The scathing criticism in Dame Laura Cox’s report has heaped pressure on John Bercow, with critics claiming a change in culture can only begin with a new Commons speaker.
The House of Commons Commission will consider the Cox report at a meeting on Wednesday, with Mr Bercow stepping aside from his normal role as chairman of the panel which includes senior MPs and officials.
Dame Laura was appointed to head an investigation after BBC Two’s Newsnight highlighted claims of bullying of Commons staff by MPs and other staff, including Mr Bercow – allegations which he strongly denied.
Labour said the report “highlights a culture and practices that are unacceptable in any workplace” and accepted the recommendations.
The party called for changes to be made as quickly as possible, including an independent process for complaints against MPs which does not involve fellow MPs deciding on cases, and ensuring the new Independent Complaints and Grievance Scheme should also be open to historical allegations.
The party’s representatives on commission – Valerie Vaz and Dame Rosie Winterton – will call for the necessary changes to be “implemented as quickly as possible, working with trade unions and other stakeholders,” a Labour spokeswoman said.
The FDA union, which represents senior public servants, warned the commission against watering down the Cox report’s recommendations.
Assistant general secretary Amy Leversidge said: “Any delay in agreeing the recommendations in full will be seen by staff for what it is, a tactic to allow MPs to get away with implementing a watered-down version later. ”
The union warned that staff could be forced to go on strike unless there was a change of culture as their loyalty to Parliament “has been pushed to breaking point”.
Ms Leversidge said: “If the commission, after such a damning inquiry, votes for anything less than a full and immediate implementation of Dame Laura’s recommendations, staff will naturally ask themselves ‘if not now, when?’.
“If the House is still willing to continue to tolerate and conceal abuse, even after the searing criticism in Dame Laura’s inquiry, then the commission must be aware that they will be pushing staff to consider an unprecedented step as they will have little other choice to affect change.”
When the commission discusses the Cox report it will be chaired by independent external member Jane McCall, rather than the Speaker.
On the eve of the meeting, three Tory MPs quit a body Mr Bercow set up to improve “inclusion” at Westminster.

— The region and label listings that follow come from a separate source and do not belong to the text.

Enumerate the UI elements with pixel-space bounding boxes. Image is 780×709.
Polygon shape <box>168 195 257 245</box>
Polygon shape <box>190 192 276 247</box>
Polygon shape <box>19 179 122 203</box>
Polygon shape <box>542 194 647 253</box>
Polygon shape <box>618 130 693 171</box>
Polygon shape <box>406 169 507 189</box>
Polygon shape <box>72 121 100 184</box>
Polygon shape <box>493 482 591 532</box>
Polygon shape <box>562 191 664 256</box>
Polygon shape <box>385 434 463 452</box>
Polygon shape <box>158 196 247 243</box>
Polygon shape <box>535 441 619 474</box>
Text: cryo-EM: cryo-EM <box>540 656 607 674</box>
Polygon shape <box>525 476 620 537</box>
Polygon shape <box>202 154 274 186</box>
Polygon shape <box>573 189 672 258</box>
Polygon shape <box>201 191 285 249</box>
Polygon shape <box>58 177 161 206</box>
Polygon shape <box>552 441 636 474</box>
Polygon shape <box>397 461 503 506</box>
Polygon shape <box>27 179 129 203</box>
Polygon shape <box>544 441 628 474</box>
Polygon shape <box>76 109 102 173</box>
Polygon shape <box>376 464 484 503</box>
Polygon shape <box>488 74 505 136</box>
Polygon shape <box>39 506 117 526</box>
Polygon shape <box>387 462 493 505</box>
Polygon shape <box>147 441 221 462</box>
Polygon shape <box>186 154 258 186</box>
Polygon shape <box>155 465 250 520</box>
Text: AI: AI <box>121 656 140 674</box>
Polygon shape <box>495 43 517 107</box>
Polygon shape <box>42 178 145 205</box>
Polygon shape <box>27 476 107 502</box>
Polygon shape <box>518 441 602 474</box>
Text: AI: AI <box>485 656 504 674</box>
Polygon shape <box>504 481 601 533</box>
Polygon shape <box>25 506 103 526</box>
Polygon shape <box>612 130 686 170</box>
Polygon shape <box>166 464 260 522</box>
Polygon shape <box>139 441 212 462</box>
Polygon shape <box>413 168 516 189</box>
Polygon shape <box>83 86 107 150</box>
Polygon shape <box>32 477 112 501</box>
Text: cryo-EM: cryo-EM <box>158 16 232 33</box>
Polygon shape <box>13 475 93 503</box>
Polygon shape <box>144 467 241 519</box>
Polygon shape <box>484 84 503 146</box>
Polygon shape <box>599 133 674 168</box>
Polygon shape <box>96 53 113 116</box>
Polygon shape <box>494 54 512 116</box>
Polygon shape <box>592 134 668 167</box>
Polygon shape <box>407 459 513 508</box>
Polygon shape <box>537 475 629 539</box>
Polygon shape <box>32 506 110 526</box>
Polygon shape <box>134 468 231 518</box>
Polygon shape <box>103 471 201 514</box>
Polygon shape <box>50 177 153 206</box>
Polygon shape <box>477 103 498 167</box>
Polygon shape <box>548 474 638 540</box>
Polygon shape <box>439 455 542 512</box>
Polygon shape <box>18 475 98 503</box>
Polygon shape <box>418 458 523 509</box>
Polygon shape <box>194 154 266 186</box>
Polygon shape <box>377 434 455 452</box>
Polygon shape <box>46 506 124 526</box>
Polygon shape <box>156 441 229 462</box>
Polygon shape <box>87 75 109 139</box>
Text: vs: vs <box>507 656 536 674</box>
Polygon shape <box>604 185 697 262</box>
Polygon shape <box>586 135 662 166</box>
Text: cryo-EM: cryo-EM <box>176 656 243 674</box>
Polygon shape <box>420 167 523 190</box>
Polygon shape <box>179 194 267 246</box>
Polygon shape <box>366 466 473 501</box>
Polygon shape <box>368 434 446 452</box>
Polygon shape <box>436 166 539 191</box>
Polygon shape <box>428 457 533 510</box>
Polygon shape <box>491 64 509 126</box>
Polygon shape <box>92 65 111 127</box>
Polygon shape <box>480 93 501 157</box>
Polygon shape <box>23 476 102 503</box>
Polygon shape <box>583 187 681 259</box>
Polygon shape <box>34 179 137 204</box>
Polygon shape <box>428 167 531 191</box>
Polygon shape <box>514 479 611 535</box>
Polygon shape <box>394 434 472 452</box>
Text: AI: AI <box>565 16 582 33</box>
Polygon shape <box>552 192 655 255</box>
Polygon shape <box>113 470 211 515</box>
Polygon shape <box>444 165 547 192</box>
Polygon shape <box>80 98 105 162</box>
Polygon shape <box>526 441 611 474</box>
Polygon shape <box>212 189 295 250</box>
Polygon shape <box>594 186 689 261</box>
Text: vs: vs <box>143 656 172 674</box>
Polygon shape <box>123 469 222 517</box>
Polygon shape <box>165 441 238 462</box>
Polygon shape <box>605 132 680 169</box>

Will Quince, Mims Davies and Anne Milton resigned from the Commons Reference Group on Representation and Inclusion, which is chaired by Mr Bercow.
In a statement, Mr Quince said he did not believe Mr Bercow was the right person to resolve the “numerous and serious issues” which had been raised about the conduct of some MPs and Commons staff.
“In the light of the Dame Laura Cox report, sadly I cannot in good conscience remain as a member of the group while John Bercow is chair,” he said.
In a statement, a spokeswoman for the Speaker’s Office said Mr Bercow had accepted their resignations “with regret” and paid tribute to them as “stellar members” of the group.
She said the Speaker would consider the group’s future after the House of Commons Commission meeting on Wednesday.
“Dame Laura Cox’s report has highlighted some of the most significant challenges women face in our parliamentary culture,” the spokeswoman said.
“In the spirit of an independent approach, the Speaker feels it is right to reflect on the best means of tackling these cultural issues via the House’s response to the Cox report.”